COUNCILLORS have objected to plans which could see a former school site developed into retirement accommodation.

Bridport Town Council has raised concerns over proposals from housebuilder McCarthy and Stone which could see the former Mountjoy School on Flood Lane, Bridport, developed into retirement living accommodation.

Following a pre-application consultation with the community, the company has submitted plans to West Dorset District Council (WDDC) which include 42 one and two-bedroom apartments and 31 on-site car parking spaces.

The proposals went before Bridport Town Council’s planning committee on Monday, when questions were raised over the development’s suitability to the town.

Councillors raised concerns that no affordable element is included in the proposed development and requested an equivalent contribution to the affordable housing fund be sought.

Questions were also asked about the need for the development, with councillors saying it had not been properly demonstrated, given that other existing similar developments are not yet fully occupied.

They were also concerned the proposed development would not meet the needs of local residents and would lead to over-development of the site as the building is too high, at three storeys, and out-of-keeping with the surrounding area.

The result, according to the council, would have an ‘unacceptable adverse impact’ on the Area of Outstanding Natural Beauty (AONB), of which the site is a part, and views of the AONB, the setting of nearby listed buildings and neighbouring properties.

McCarthy and Stone argues there is a considerable need, both locally and nationally, for accommodation for older people and says the scheme will contribute to the overall housing needs of Bridport.
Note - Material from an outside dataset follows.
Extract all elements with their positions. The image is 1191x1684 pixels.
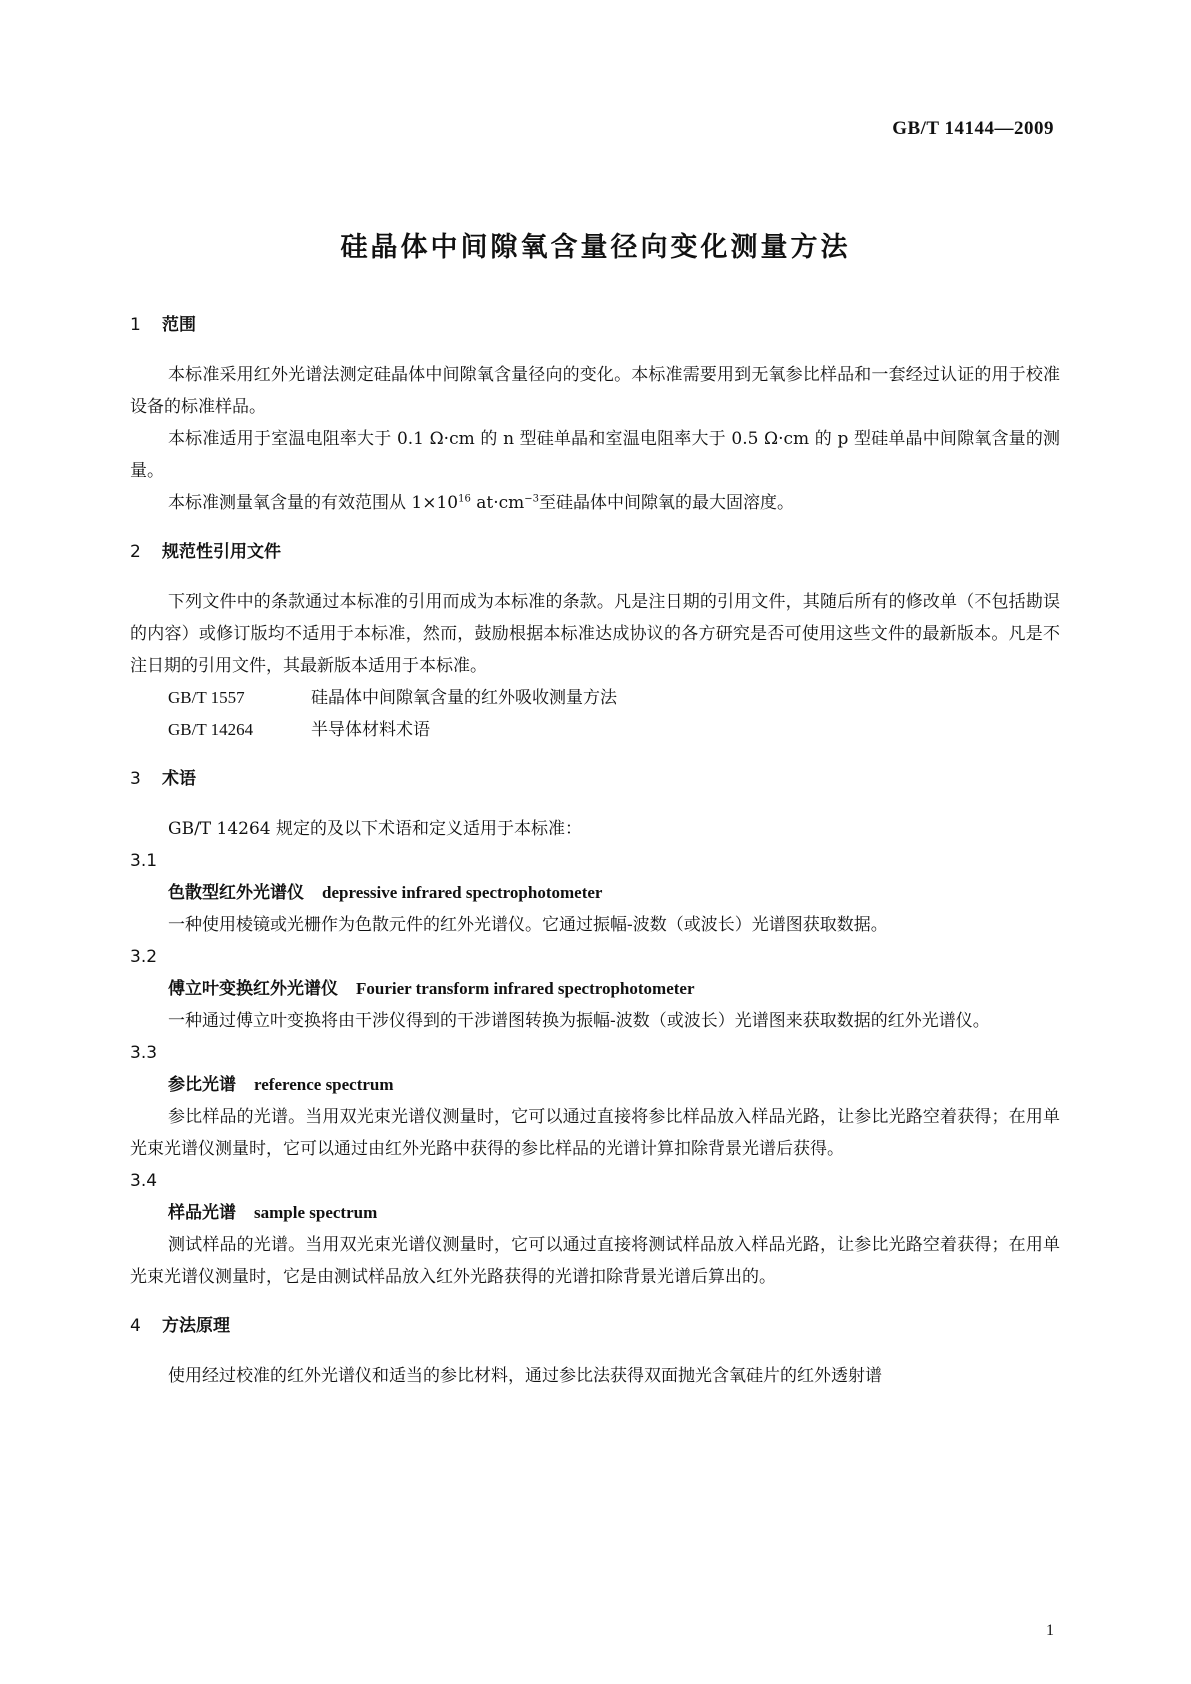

The site, which is currently empty, was used by Mountjoy until 2012, when it relocated to new state-of-the-art premises in Beaminster.

Residents have previously claimed the site is an 'eyesore' and giving visitors a bad impression of Bridport.

Ahead of submitting a planning application, McCarthy and Stone offered individual meetings to local stakeholders and neighbours of the site and held a public exhibition to showcase its draft plans to the wider community.

Bridport Town Council says that, should WDDC approve the application, it requests contributions be sought for public transport and access links to and from the development.

Shane Paull, of McCarthy and Stone, said the company is disappointed with the objection.

He said: “We feel our plans will create a much-needed new retirement community on a brownfield site in a highly sustainable location. If approved, the proposal would deliver an affordable housing contribution of approximately £114,000 and also deliver a developer contribution of approximately £394,000 as part of the Community Infrastructure Levy.”